We used to know how to take care of ourselves.
Not long ago, humanity could grow food in its backyard, drink water it gathered from the sky, and feel the rhythm of the seasons in its own bones.
We didn’t outsource life to systems we couldn’t see or touch. We lived slower, yes—but we also lived closer.
Closer to the earth, to each other, and to what we actually needed.
Then progress came—and with it, a quiet forgetting.
We learned to make machines that think faster than us, built cities of glass and metal, wired the world with information.
But in the process, we forgot how to feed ourselves. We forgot how to feel safe in our own hands.
We optimized everything, but we lost our sovereignty.
We made convenience the highest god, and in doing so, we gave up the simplest form of freedom: being able to grow something and eat it, with no one in between.
My name is Mantas, and for me, it started with tomatoes.
Not the kind you find in supermarkets—uniform, tasteless, numb.
I’m talking about the tomatoes from my grandfather’s greenhouse in a small Lithuanian village called Selema.

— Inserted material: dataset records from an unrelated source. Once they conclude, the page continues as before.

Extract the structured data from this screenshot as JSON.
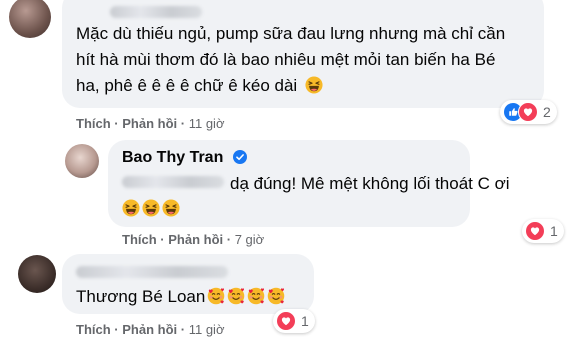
{
  "comment1": {
    "text_lines": [
      "Mặc dù thiếu ngủ, pump sữa đau lưng nhưng mà chỉ cần",
      "hít hà mùi thơm đó là bao nhiêu mệt mỏi tan biến ha Bé",
      "ha, phê ê ê ê ê chữ ê kéo dài"
    ],
    "emoji": "laughing-emoji",
    "like_label": "Thích",
    "reply_label": "Phản hồi",
    "time": "11 giờ",
    "reaction_count": "2",
    "reaction_icons": [
      "like-icon",
      "heart-icon"
    ]
  },
  "reply": {
    "author": "Bao Thy Tran",
    "verified": true,
    "text_line1": "dạ đúng! Mê mệt không lối thoát C ơi",
    "emojis": [
      "laughing-emoji",
      "laughing-emoji",
      "laughing-emoji"
    ],
    "like_label": "Thích",
    "reply_label": "Phản hồi",
    "time": "7 giờ",
    "reaction_count": "1",
    "reaction_icons": [
      "heart-icon"
    ]
  },
  "comment2": {
    "text": "Thương Bé Loan",
    "emojis": [
      "smiling-face-with-hearts-emoji",
      "smiling-face-with-hearts-emoji",
      "smiling-face-with-hearts-emoji",
      "smiling-face-with-hearts-emoji"
    ],
    "like_label": "Thích",
    "reply_label": "Phản hồi",
    "time": "11 giờ",
    "reaction_count": "1",
    "reaction_icons": [
      "heart-icon"
    ]
  },
  "colors": {
    "bubble": "#f0f2f5",
    "secondary_text": "#65676b",
    "like_blue": "#1877f2",
    "heart_red": "#f33e58",
    "verified_blue": "#1877f2"
  }
}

These tomatoes didn’t need branding. They had a scent so real, so powerful, that you could smell them before you saw them.

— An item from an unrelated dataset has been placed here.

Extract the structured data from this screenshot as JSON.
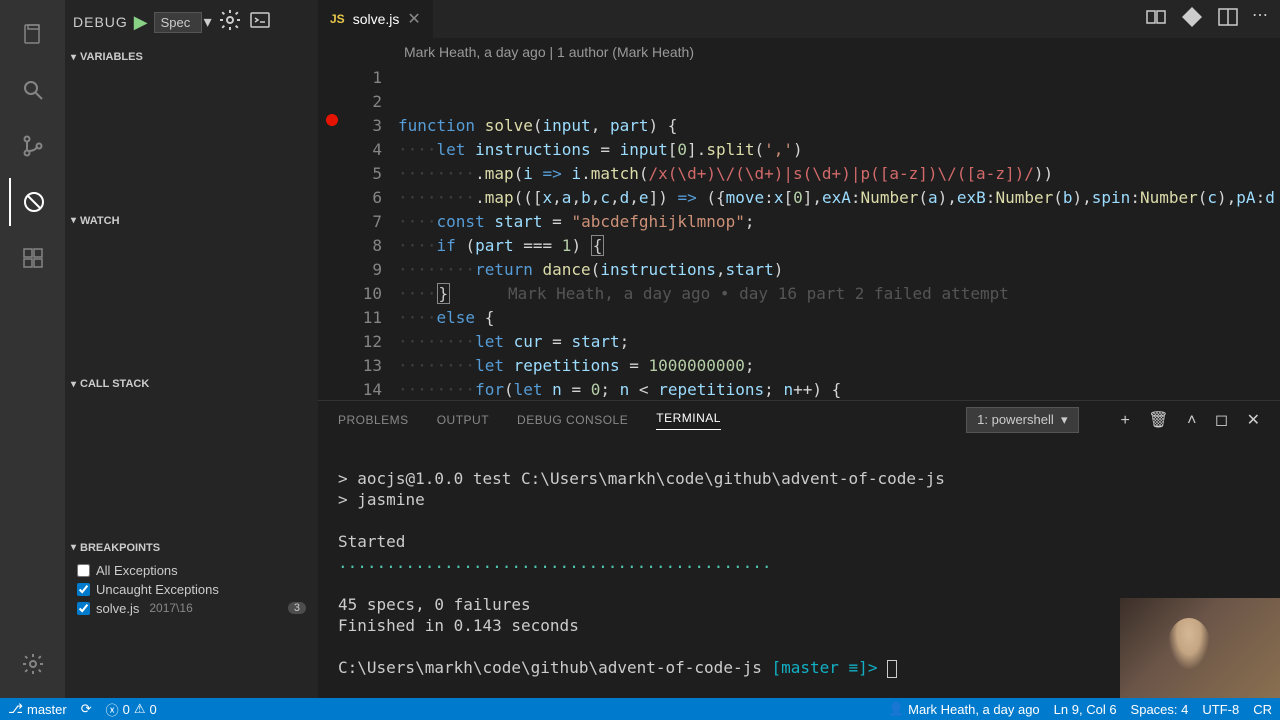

They tasted like sunlight and soil. They tasted like home.
And though I didn’t know it at the time, they planted something in me too.
In that same village, long before I was born, a man named Kazys Grinius once walked.
He was a doctor, a president, a protector of dignity and truth.
There’s a monument to him in Selema—one I used to mow the grass around with my grandfather.
I didn’t understand what he stood for back then. I only knew I was helping. I only knew it felt right.
Now I know it was legacy.
Selema is not just a name. It’s not just where I come from. It’s a memory, a promise, a design principle.
And now, it’s a company—created to build a new kind of life system for the world.
Not software. Not gadgets. But intelligent, living structures that serve humanity the way nature once did—with grace, beauty, and care.
Our first creation is called Edena.
She is not a device. She is not a machine that needs your attention. She is not another app.
Edena is a self-sustaining, intelligent food biome. She runs on sunlight. She collects and purifies rainwater. She reuses her own nutrients.
She grows vegetables, fruits, herbs—with no effort from you. When the time is right, she harvests them with care.
She stores them in a naturally cooled compartment. And when you walk near her, she knows. She lights up. She opens. She gives.
You don’t command her. You don’t schedule her. You don’t tell her what to do.
You simply live, and she grows life around you.
You don’t have to understand how Edena works to know she matters.
You’ll feel it the first time you see her glow at night.
The first time your child picks strawberries from her drawer.
The first time you eat something that never knew plastic, shipping, or shelves.
You’ll feel it when the world outside feels uncertain—and Edena is still quietly growing.
Because in a world drowning in distraction, she is stillness.
In a system built on dependence, she is sovereignty.
And in a time when most companies want your attention, we want to give you something that asks for nothing—and offers everything.
We’re building Edena because we believe food should not be a luxury.
Because every home should be able to feed itself.
Because every neighborhood, every school, every outpost on Earth—or one day, on Mars—should have a place where life grows, without permission.
Edena is not just about food. She’s about dignity. She’s about remembering. She’s about freedom without rebellion, technology without noise, intelligence without ego.
She’s the first system that makes you feel like the future might actually be gentle.
This is what we’re building at Selema. Not another company. Not another startup.
We’re not trying to move fast. We’re trying to move right. With reverence, with precision, and with a kind of hope that’s hard to explain unless you’ve tasted tomatoes the way I did—warm, fragrant, and unforgettable.
Selema means "safe" in Arabic. It means "home" to me. And one day, I hope it means something to you too.